More IRAs Housing Homes
April 24, 2012 - 12:03 am
If not at bottom, real estate is certainly beaten down, and a small but growing number of individuals are betting that buying a property now and keeping it tucked within an individual retirement account will yield gains for their future retirement.
“There are so many opportunities, prices are down in most places,” says Matt Allen of the North American Savings Bank, a Kansas City, Mo., firm that lends for IRA residential real estate purchases.
To be sure, the many Americans who are struggling to save anything for retirement are far from this sophisticated maneuver. “It is typically someone who has healthy retirement savings,” Allen says.

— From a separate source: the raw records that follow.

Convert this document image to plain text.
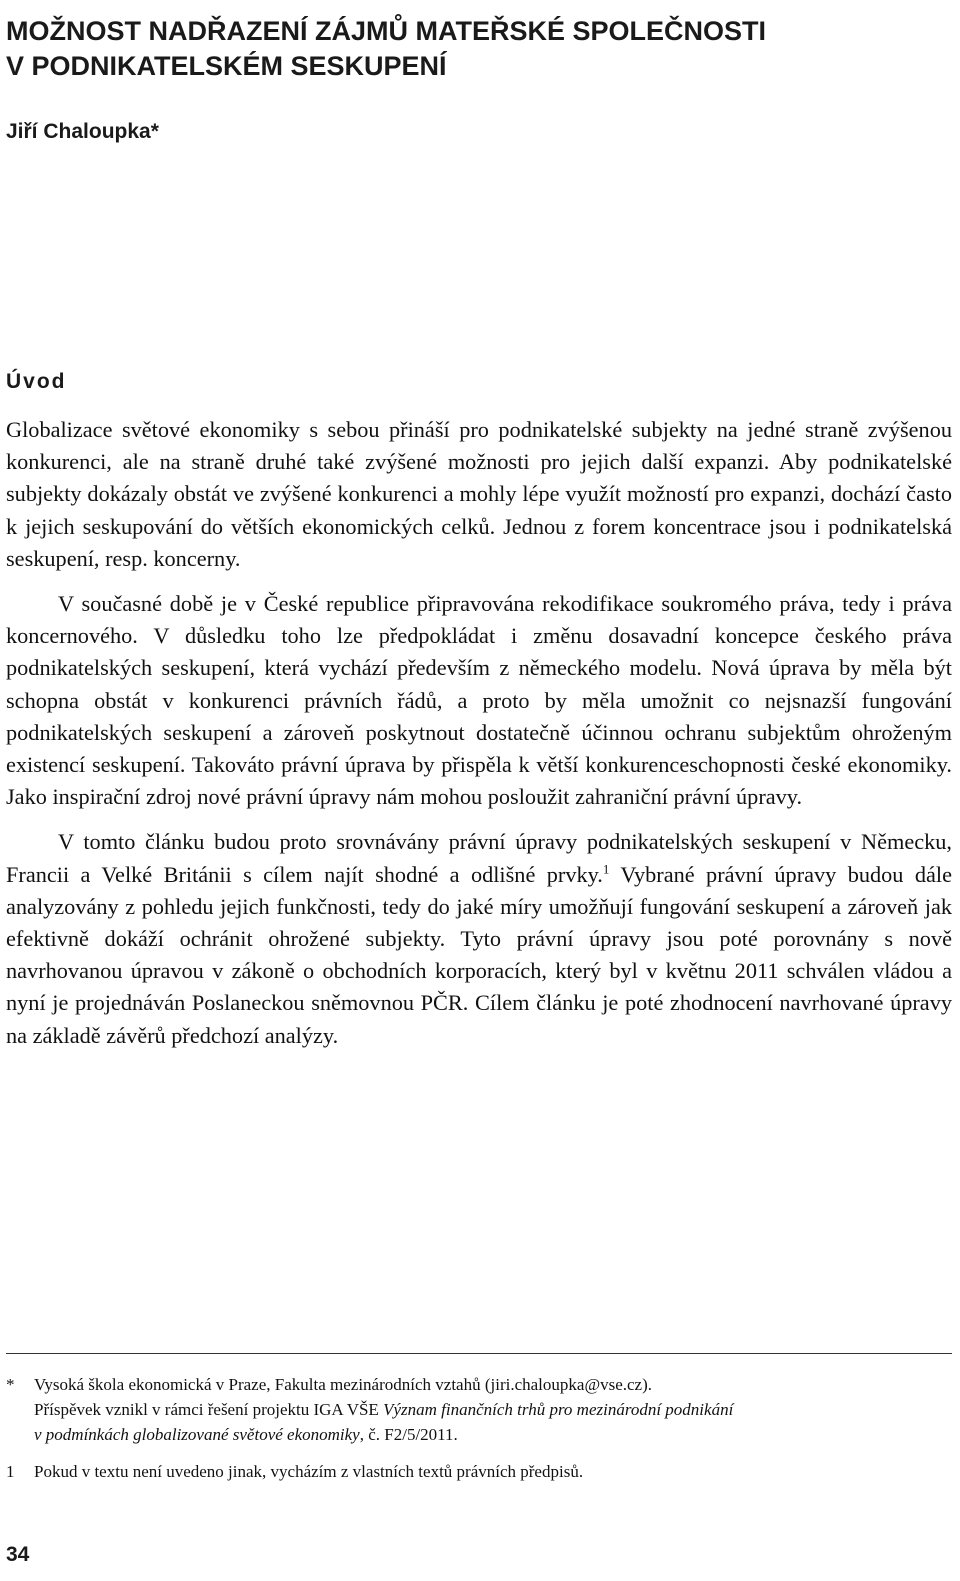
MOŽNOST NADŘAZENÍ ZÁJMŮ MATEŘSKÉ SPOLEČNOSTI
V PODNIKATELSKÉM SESKUPENÍ
Jiří Chaloupka*
Úvod

Globalizace světové ekonomiky s sebou přináší pro podnikatelské subjekty na jedné straně zvýšenou konkurenci, ale na straně druhé také zvýšené možnosti pro jejich další expanzi. Aby podnikatelské subjekty dokázaly obstát ve zvýšené konkurenci a mohly lépe využít možností pro expanzi, dochází často k jejich seskupování do větších ekonomických celků. Jednou z forem koncentrace jsou i podnikatelská seskupení, resp. koncerny.

V současné době je v České republice připravována rekodifikace soukromého práva, tedy i práva koncernového. V důsledku toho lze předpokládat i změnu dosavadní koncepce českého práva podnikatelských seskupení, která vychází především z německého modelu. Nová úprava by měla být schopna obstát v konkurenci právních řádů, a proto by měla umožnit co nejsnazší fungování podnikatelských seskupení a zároveň poskytnout dostatečně účinnou ochranu subjektům ohroženým existencí seskupení. Takováto právní úprava by přispěla k větší konkurenceschopnosti české ekonomiky. Jako inspirační zdroj nové právní úpravy nám mohou posloužit zahraniční právní úpravy.

V tomto článku budou proto srovnávány právní úpravy podnikatelských seskupení v Německu, Francii a Velké Británii s cílem najít shodné a odlišné prvky.$^1$ Vybrané právní úpravy budou dále analyzovány z pohledu jejich funkčnosti, tedy do jaké míry umožňují fungování seskupení a zároveň jak efektivně dokáží ochránit ohrožené subjekty. Tyto právní úpravy jsou poté porovnány s nově navrhovanou úpravou v zákoně o obchodních korporacích, který byl v květnu 2011 schválen vládou a nyní je projednáván Poslaneckou sněmovnou PČR. Cílem článku je poté zhodnocení navrhované úpravy na základě závěrů předchozí analýzy.

*	Vysoká škola ekonomická v Praze, Fakulta mezinárodních vztahů (jiri.chaloupka@vse.cz).
Příspěvek vznikl v rámci řešení projektu IGA VŠE Význam finančních trhů pro mezinárodní podnikání
v podmínkách globalizované světové ekonomiky, č. F2/5/2011.
1	Pokud v textu není uvedeno jinak, vycházím z vlastních textů právních předpisů.
34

Real estate can be placed in either of the two varieties of an IRA – a traditional plan or a Roth IRA.
With the former, you make contributions with after-tax dollars, and then can later withdraw those dollars plus gains without tax. Contributions in a regular IRA are made with pre-tax dollars, and later withdrawals are subject to your income tax rate at the time of withdrawal.
“But really, there are so many rules [with IRAs], and there are tax advantages attached to real estate, like depreciation, that you can’t take when the property is in an IRA, that I can’t see what the advantage of this is,” wonders Steven Weydert, a Santa Barbara financial planner.
The investors “are comfortable with real estate” and expecting the tax breaks on gains afforded by an IRA to be worthwhile, shares Allen.
A company must act as custodian of the IRA, from which all rental income is deposited and expenses must be paid. There are many complex rules to follow so as not to run afoul of the IRS. Look for a firm that is overseen by state banking regulators, advises Mary Mohr, executive director of the Retirement Industry Trust Association, a trade group.